Joe and Jane are married and file a joint return. They are both 57 years old. They have annual ordinary income – almost solely wages – of $160,000. They only contribute to Roth IRAs for their retirement savings. They have traditional IRAs of $600,000 from prior employers. They plan to retire in nine years at age 66. They plan to start taking Social Security then. They expect their income to remain constant relative to inflation until they retire. They do not itemize deductions. How much traditional IRA can they convert to Roth and still remain in the 22% marginal tax bracket?

 

 

Their taxable income for 2024 is ~$131,000. They are in the 22% marginal tax bracket and ~$70,000 below the top of that bracket. They can convert $70,000 per year for the next nine years. That ~$70,000 is about right for nine years, since their portfolio will likely grow.
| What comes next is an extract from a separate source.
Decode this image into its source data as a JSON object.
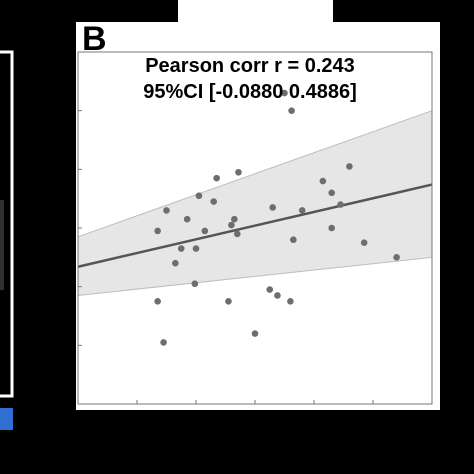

Unless portfolio returns are wild, they will be able to start retirement – before they start on Social Security – with NO, or essentially no, traditional IRAs. They will net ~4% more after taxes in retirement relative to keeping their traditional IRAs.

 

 

== If you have no path ==

 

It’s a bit of all or nothing: if you don’t see that you have a path that gets you to NO or very little traditional by the time you start collecting Social Security, you have little reason to convert traditional to Roth. You can’t avoid the eventual required distributions from your traditional IRAs that will effectively be taxed at 25%. You can’t capture the full benefit of avoiding a high effective tax rate on distributions from traditional IRAs.

 

== Converting is straightforward ==

 

• Joe and Jane will convert $70,000 of traditional to Roth this year. That all will be in the 22% marginal federal tax rate.

 

• They could sell $70,000 of securities, have their broker withhold $15,400 and transfer a total of $54,600 cash to their Roth IRAs, and then invest it. (They could also sell $15,400 of securities in their traditional IRAs and have their broker withhold that cash for taxes. They then then transfer shares equal to $54,600 in value to their Roth IRA.)

 

• Their tax reporting statements issued next January (1099-Rs) will show a total of $90,000 distributed from traditional IRAs with $19,800 of taxes withheld. They’ll enter the $90,000 on page 1 of their 1040 tax return. They’ll add the $19,800 to total taxes withheld.

 

 

Conclusion: The ideal would be to have all Roth IRAs and no traditional IRAs at the start of retirement, since much of the distributions from traditional are effectively taxed at 25% or more: that’s from their effect of increasing the percentage of Social Security is taxed and their effect on the level of taxable income that triggers 15% capital gains tax, as opposed to 0%. If you only have Roth, you’d escape those effects.

 

If you plan this early enough, you may be able to convert enough of your traditional IRA such that you have NO or very little traditional IRA before your start taking Social Security. The potential benefit is about 4% more in retirement: you are paying 22% to convert but avoiding at least 25% tax if you held on to your traditional IRAs.